UNESCO International Literacy Prize winner, and 12th out of 100 most influential Arab women, Dr. Rana Dajani was recently hosted at Zayed University Abu Dhabi campus to lecture students about the five roles she plays in life.

She advised the young students how to find their passion and to pursue their dreams while referring to her example of being a mother, educator, scientist, social entrepreneur, and feminist. She also encouraged them to note the challenges around them and to develop permanent solutions.

Dr. Dajani also explained the most common intersections between gender, race, religion, and science, while referring to her book, Five Scarves: Doing the Impossible, If We Can Reverse Cell Fate, Why Can't We Redefine Success?

Furthermore, during the meeting, she shared her research, which is conducted in two main fields. The first researching the genetics of the Circassian and Chechen population in Jordan. The second concerns the impact of trauma on epigenetics in Syrian refugees and how this impact can be transferred across generations.

She also discussed the challenges that face female scientists all over the world. "Women in STEM was never a problem in the Arab world and how Arab women are strong and have deep confidence and that the west can learn from the experience of Arab countries where women constitute more than 60% of the science fields," she said.

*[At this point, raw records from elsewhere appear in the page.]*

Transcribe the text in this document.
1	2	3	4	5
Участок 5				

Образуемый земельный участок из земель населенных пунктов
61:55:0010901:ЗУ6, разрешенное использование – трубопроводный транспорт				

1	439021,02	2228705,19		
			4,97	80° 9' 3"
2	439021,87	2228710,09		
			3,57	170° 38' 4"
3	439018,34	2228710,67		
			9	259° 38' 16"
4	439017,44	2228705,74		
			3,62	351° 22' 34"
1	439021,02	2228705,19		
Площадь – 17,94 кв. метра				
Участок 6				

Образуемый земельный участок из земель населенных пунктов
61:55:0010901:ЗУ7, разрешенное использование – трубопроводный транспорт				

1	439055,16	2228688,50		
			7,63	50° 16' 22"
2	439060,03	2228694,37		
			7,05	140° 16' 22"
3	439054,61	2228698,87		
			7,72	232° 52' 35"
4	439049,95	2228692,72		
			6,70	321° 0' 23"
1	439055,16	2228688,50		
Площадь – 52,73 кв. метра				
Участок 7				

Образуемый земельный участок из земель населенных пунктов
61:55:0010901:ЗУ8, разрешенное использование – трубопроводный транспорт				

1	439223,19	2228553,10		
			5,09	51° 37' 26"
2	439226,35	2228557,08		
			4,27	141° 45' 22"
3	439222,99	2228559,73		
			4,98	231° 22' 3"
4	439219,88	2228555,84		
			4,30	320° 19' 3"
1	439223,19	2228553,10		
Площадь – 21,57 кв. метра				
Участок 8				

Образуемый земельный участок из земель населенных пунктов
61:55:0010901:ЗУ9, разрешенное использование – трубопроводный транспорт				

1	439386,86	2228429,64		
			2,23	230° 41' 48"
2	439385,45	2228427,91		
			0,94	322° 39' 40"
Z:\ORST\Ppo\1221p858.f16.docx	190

Dr. Dajani also shared a mentoring Program that she started for female scientists across the Arab world and running the society for the advancement of science and technology in the Arab world (SASTA).

She went on to describe the significant award-winning Program, "We Love Reading," which she founded to encourage children to read for fun. This Program has spread to 55 countries around the world and won multiple awards. It has been called a social movement.

"The reason it has spread is that it is evidence-based, simple, cost-effective, and human-centered. The Program trains adult volunteers to read aloud to children in different neighborhoods in their local language," she said.

"We Love Reading" received the UN's science, technology and innovation award, and the King Sejong international literacy prize in 2017, and was featured in the New York Times and Forbes.